I recently added a pair of tweeters to my car's front pair and what "baffles" me is that after adding them, I hear more bass besides the added highs, so my question is whether adding these simple items in parallel can somehow affect the low frequencies too?
I guess the capacitor and tweeter offer another current path for high frequency signal, but low freq. should remain unchanged, or is it?.
The head unit and front speakers are OEM. The front speakers are marked 25W 4 Ohm, and are 5.5 inches diameter, dual cone (The type that has a single coil and a small cone attached to the center of the main one, where the dust cap usually is. This is not a 2-way coaxial speaker). And they remain installed in its default location, in the door panel.

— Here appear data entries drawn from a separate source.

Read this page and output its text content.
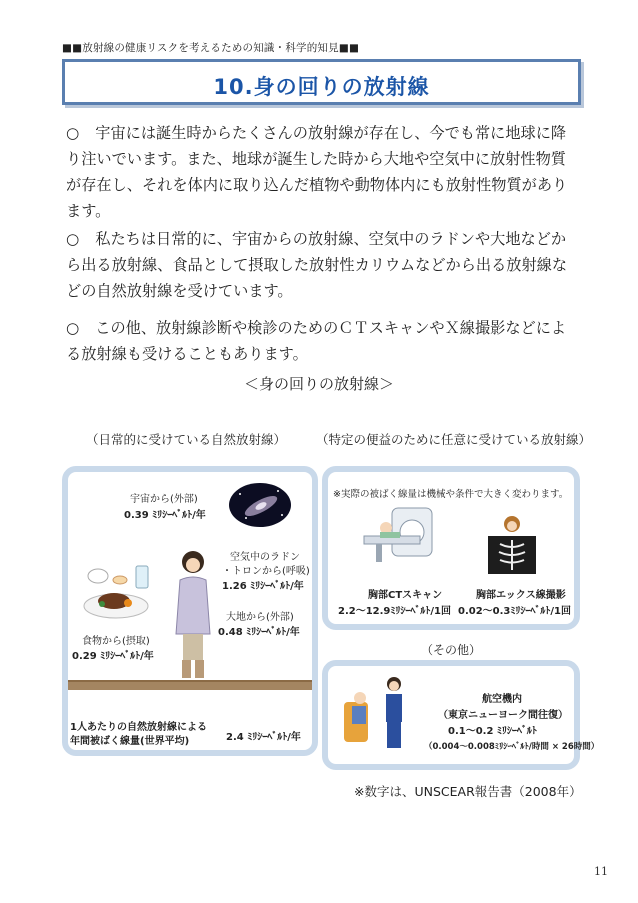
■■放射線の健康リスクを考えるための知識・科学的知見■■
10.身の回りの放射線
○ 宇宙には誕生時からたくさんの放射線が存在し、今でも常に地球に降り注いでいます。また、地球が誕生した時から大地や空気中に放射性物質が存在し、それを体内に取り込んだ植物や動物体内にも放射性物質があります。
○ 私たちは日常的に、宇宙からの放射線、空気中のラドンや大地などから出る放射線、食品として摂取した放射性カリウムなどから出る放射線などの自然放射線を受けています。
○ この他、放射線診断や検診のためのＣＴスキャンやＸ線撮影などによる放射線も受けることもあります。
＜身の回りの放射線＞
（日常的に受けている自然放射線） （特定の便益のために任意に受けている放射線）
宇宙から(外部)
0.39 ﾐﾘｼｰﾍﾞﾙﾄ/年
空気中のラドン
・トロンから(呼吸)
1.26 ﾐﾘｼｰﾍﾞﾙﾄ/年
大地から(外部)
0.48 ﾐﾘｼｰﾍﾞﾙﾄ/年
食物から(摂取)
0.29 ﾐﾘｼｰﾍﾞﾙﾄ/年
1人あたりの自然放射線による
年間被ばく線量(世界平均)	2.4 ﾐﾘｼｰﾍﾞﾙﾄ/年
※実際の被ばく線量は機械や条件で大きく変わります。
胸部CTスキャン
2.2～12.9ﾐﾘｼｰﾍﾞﾙﾄ/1回
胸部エックス線撮影
0.02～0.3ﾐﾘｼｰﾍﾞﾙﾄ/1回
（その他）
航空機内
（東京ニューヨーク間往復）
0.1～0.2 ﾐﾘｼｰﾍﾞﾙﾄ
（0.004～0.008ﾐﾘｼｰﾍﾞﾙﾄ/時間 × 26時間）
※数字は、UNSCEAR報告書（2008年）
11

The tweeters are "Audiopipe APHE-T300". I saw they have a 3.3 uF capacitor inside the case, but I could not see any other component in there, particularly, I did not notice a coil that some cheap piezoelectric tweeters come with.

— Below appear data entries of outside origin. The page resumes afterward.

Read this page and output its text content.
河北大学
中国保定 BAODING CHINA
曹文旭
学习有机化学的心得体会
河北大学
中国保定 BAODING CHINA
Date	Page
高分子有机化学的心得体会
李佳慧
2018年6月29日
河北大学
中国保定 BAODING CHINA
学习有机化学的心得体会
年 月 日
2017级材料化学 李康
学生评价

The connection was done by "jamming" the tweeter's included cable female spade connectors around the factory speaker connector terminals, the cable coming from the radio was not affected in any way.
Could it be that adding the tweeter changes the impedance (or some other parameter) that the head unit sees and it changes equalization in response? This head unit has that feature that lowers the bass progressively as you turn up the volume. I understand this is a protection feature.
If this is the case, can this simple tweeter in parallel damage the radio or the speakers in the mid-long term?
I have fiddled several times with speaker drivers before, but never experienced a perceived bass response by adding tweeters. Sadly I do not have any measurement equipment, and the installation requires removing the door panel and some more screws, so a quick A-B comparison is not possible.
To illustrate what I hear: I usually had this radio tuned with the treble adjustment to the max (And it was never enough, so I added the tweeters) and the bass adjusted about 3 notches bellow max, somewhat 5 notches over it's neutral point. After adding the tweeters I use treble one or two notches up and bass about three notches up and still think I hearing louder bass than before.
If this is electrically nonsense, I'll accept this is some psychoacustic effect, but I'd like to know if it has a name in order to read further. I doubt it is simple "placebo" as I was expecting no effect on bass.
I have some experience empirically building bookshelf speakers (with mixed good and bad results, so I thrust my ears more than not). Also, I've had this car for more than 11 years. The H.U and front speakers are the original O.E.M ones, and the only prior change I made to the system was connecting aftermarket speakers to the previously unused rear channels, and it was done more than two years ago, that is, I'm pretty confident "I know how it sounds".